Ok F., Sukur I. H., Ok Z. O., Ates T., DEĞER M.

Archivos Espanoles de Urologia, cilt.79, sa.2, ss.247-254, 2026 (SCI-Expanded, Scopus) identifier identifier

  • Yayın Türü: Makale / Tam Makale
  • Cilt numarası: 79 Sayı: 2
  • Basım Tarihi: 2026
  • Doi Numarası: 10.56434/j.arch.esp.urol.20267902.30
  • Dergi Adı: Archivos Espanoles de Urologia
  • Derginin Tarandığı İndeksler: Science Citation Index Expanded (SCI-EXPANDED), Scopus, BIOSIS, DIALNET
  • Sayfa Sayıları: ss.247-254
  • Anahtar Kelimeler: artificial intelligence, chatbots, information quality, patient education, pediatric urolithiasis, readability
  • Çukurova Üniversitesi Adresli: Evet

Özet

Background: Pediatric urolithiasis is an increasingly important health concern, and affected children and their families require information that is both accurate and easily understandable.
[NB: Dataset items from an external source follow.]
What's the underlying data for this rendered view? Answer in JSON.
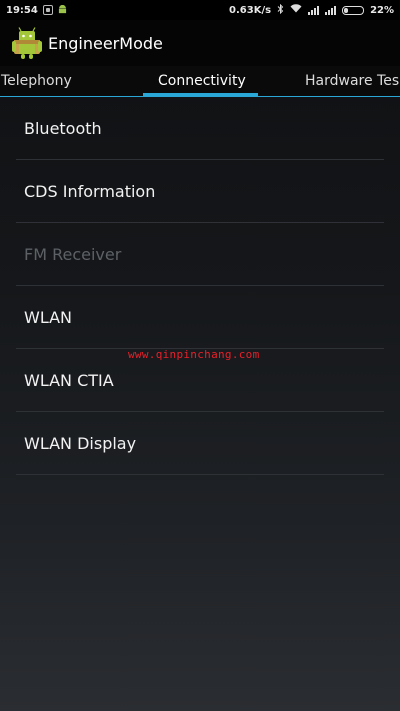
{
  "status_bar": {
    "time": "19:54",
    "net_speed": "0.63K/s",
    "battery_pct": "22%",
    "battery_level": 0.22,
    "icons": [
      "notification-box-icon",
      "android-notification-icon",
      "bluetooth-icon",
      "wifi-icon",
      "signal-icon",
      "signal-icon",
      "battery-icon"
    ]
  },
  "action_bar": {
    "title": "EngineerMode",
    "icon": "android-robot-icon"
  },
  "tabs": [
    {
      "label": "Telephony",
      "selected": false
    },
    {
      "label": "Connectivity",
      "selected": true
    },
    {
      "label": "Hardware Tes",
      "selected": false
    }
  ],
  "list_items": [
    {
      "label": "Bluetooth",
      "enabled": true
    },
    {
      "label": "CDS Information",
      "enabled": true
    },
    {
      "label": "FM Receiver",
      "enabled": false
    },
    {
      "label": "WLAN",
      "enabled": true
    },
    {
      "label": "WLAN CTIA",
      "enabled": true
    },
    {
      "label": "WLAN Display",
      "enabled": true
    }
  ],
  "watermark": "www.qinpinchang.com",
  "colors": {
    "accent": "#2aa7d6",
    "watermark": "#e8202a",
    "disabled_text": "#5d6166"
  }
}
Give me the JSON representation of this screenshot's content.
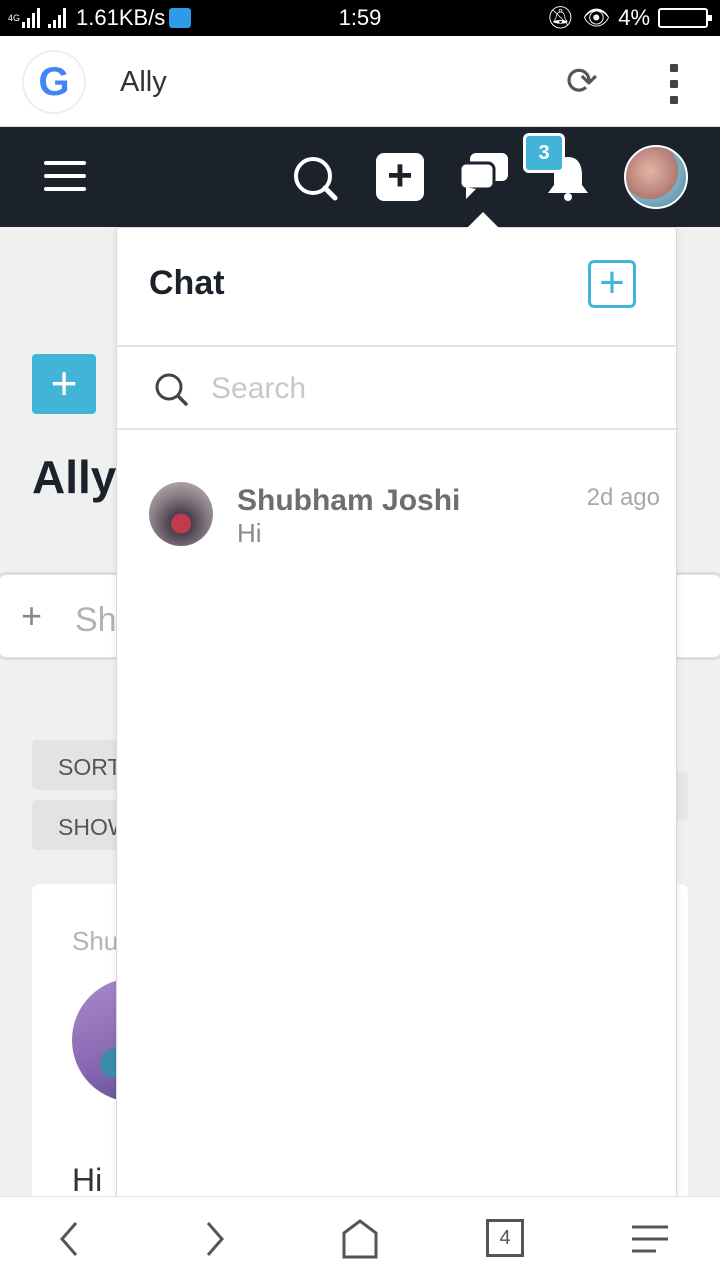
{
  "status_bar": {
    "network": "4G",
    "speed": "1.61KB/s",
    "time": "1:59",
    "battery": "4%"
  },
  "browser": {
    "title": "Ally"
  },
  "header": {
    "notification_count": "3"
  },
  "background_page": {
    "title": "Ally",
    "input_placeholder": "Sh",
    "sort_label": "SORT",
    "show_label": "SHOW",
    "post_author": "Shu",
    "post_text": "Hi"
  },
  "chat_panel": {
    "title": "Chat",
    "search_placeholder": "Search",
    "conversations": [
      {
        "name": "Shubham Joshi",
        "preview": "Hi",
        "time": "2d ago"
      }
    ]
  },
  "bottom_nav": {
    "tab_count": "4"
  }
}
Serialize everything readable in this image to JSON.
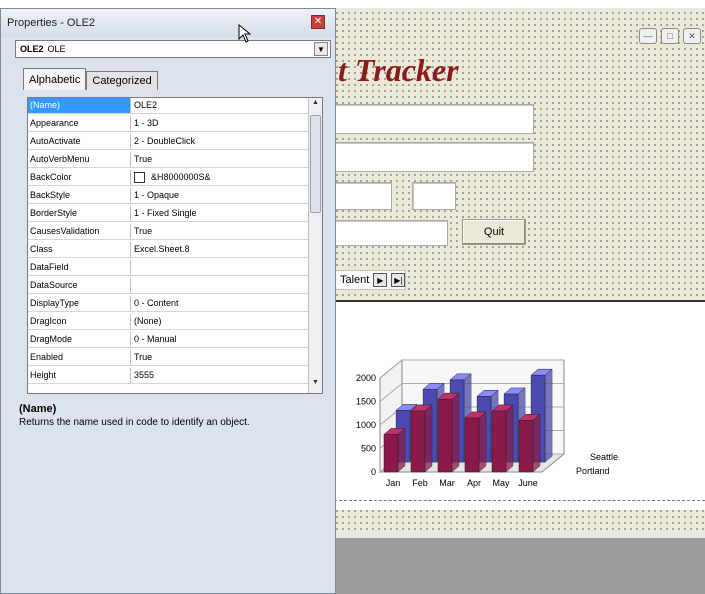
{
  "designer": {
    "form_title": "t Tracker",
    "quit_label": "Quit",
    "nav_label": "Talent"
  },
  "properties": {
    "title": "Properties - OLE2",
    "object_name": "OLE2",
    "object_type": "OLE",
    "tabs": [
      "Alphabetic",
      "Categorized"
    ],
    "rows": [
      {
        "name": "(Name)",
        "value": "OLE2",
        "selected": true
      },
      {
        "name": "Appearance",
        "value": "1 - 3D"
      },
      {
        "name": "AutoActivate",
        "value": "2 - DoubleClick"
      },
      {
        "name": "AutoVerbMenu",
        "value": "True"
      },
      {
        "name": "BackColor",
        "value": "&H8000000S&",
        "swatch": true
      },
      {
        "name": "BackStyle",
        "value": "1 - Opaque"
      },
      {
        "name": "BorderStyle",
        "value": "1 - Fixed Single"
      },
      {
        "name": "CausesValidation",
        "value": "True"
      },
      {
        "name": "Class",
        "value": "Excel.Sheet.8"
      },
      {
        "name": "DataField",
        "value": ""
      },
      {
        "name": "DataSource",
        "value": ""
      },
      {
        "name": "DisplayType",
        "value": "0 - Content"
      },
      {
        "name": "DragIcon",
        "value": "(None)"
      },
      {
        "name": "DragMode",
        "value": "0 - Manual"
      },
      {
        "name": "Enabled",
        "value": "True"
      },
      {
        "name": "Height",
        "value": "3555"
      }
    ],
    "description_title": "(Name)",
    "description_text": "Returns the name used in code to identify an object."
  },
  "chart_data": {
    "type": "bar",
    "categories": [
      "Jan",
      "Feb",
      "Mar",
      "Apr",
      "May",
      "June"
    ],
    "series": [
      {
        "name": "Portland",
        "values": [
          800,
          1300,
          1550,
          1150,
          1300,
          1100
        ],
        "color": "#8b1a4a"
      },
      {
        "name": "Seattle",
        "values": [
          1100,
          1550,
          1750,
          1400,
          1450,
          1850
        ],
        "color": "#4a4ab0"
      }
    ],
    "yticks": [
      "0",
      "500",
      "1000",
      "1500",
      "2000"
    ],
    "ylim": [
      0,
      2000
    ]
  }
}
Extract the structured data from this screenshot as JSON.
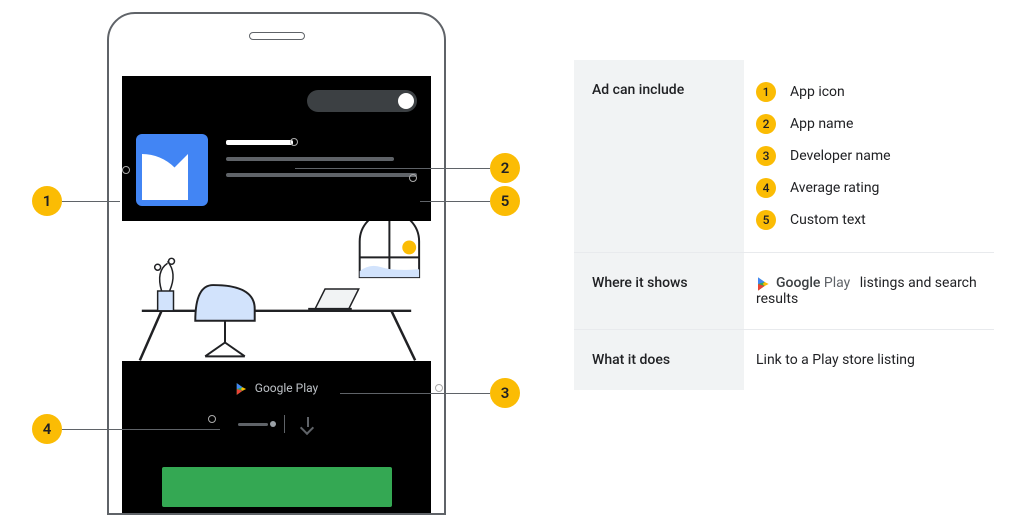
{
  "phone": {
    "top_panel": {
      "app_name_placeholder": "",
      "subline1": "",
      "subline2": ""
    },
    "bottom_panel": {
      "store_label": "Google Play",
      "cta_label": ""
    }
  },
  "callouts": {
    "c1": "1",
    "c2": "2",
    "c3": "3",
    "c4": "4",
    "c5": "5"
  },
  "info": {
    "row1": {
      "label": "Ad can include",
      "items": [
        {
          "num": "1",
          "text": "App icon"
        },
        {
          "num": "2",
          "text": "App name"
        },
        {
          "num": "3",
          "text": "Developer name"
        },
        {
          "num": "4",
          "text": "Average rating"
        },
        {
          "num": "5",
          "text": "Custom text"
        }
      ]
    },
    "row2": {
      "label": "Where it shows",
      "store_brand_a": "Google",
      "store_brand_b": "Play",
      "tail": " listings and search results"
    },
    "row3": {
      "label": "What it does",
      "text": "Link to a Play store listing"
    }
  }
}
Artificial intelligence (AI)-powered chatbots have become widely used sources of health information; however, the readability, quality, and reliability of their outputs remain insufficiently evaluated. This study aimed to assess the effectiveness and reliability of AI chatbots in providing patient-oriented information on pediatric kidney stone disease and to identify factors influencing the quality and readability of their responses. Methods: Four AI chatbots (ChatGPT-5, Google Gemini, Claude 3 Opus, and DeepSEEK) were queried with 30 standardized questions related to pediatric kidney stones. Readability was evaluated using the Average Reading Level Consensus (ARLC), Automated Readability Index (ARI), and Simple Measure of Gobbledygook (SMOG). Response quality and reliability were asssessed using the Ensuring Quality Information for Patients (EQIP) tool and Modified DISCERN score. Statistical analyses included one-way analysis of variance ANOVA, Kruskal-Wallis tests, and appropriate post hoc comparisons. Results: Readability differed significantly among the chatbots. Google Gemini demonstrated the highest reading levels across all metrics (ARLC: 14.93, ARI: 16.2, and SMOG: 13.32), whereas ChatGPT, Claude, and DeepSEEK produced less complex test (p < 0.001; large effect sizes, η² = 0.195–0.512). EQIP scores did not differ significantly between models (p = 0.491, ε² = 0.021, negligible effect), indicating comparable informational quality. In contrast, reliability varied significantly: ChatGPT and Google Gemini achieved higher Modified DISCERN scores (median 4.00) than Claude and DeepSEEK (median 3.00; p = 0.001, ε² = 0.318, large effect). Subgroup analyses by question category revealed notable differences in performance, highlighting model-specific strenghts and limitations. Conclusions: Substantial variability exists in the readability and reliability of AI-generated health information on pediatric urolithiasis. Although ChatGPT and Google Gemini provided more reliable information, Google Gemini’s responses were consistently more complex and less accessible. These findings emphasize the need for careful validation and language simplification of AI-generated content before its use in patient and caregiver education.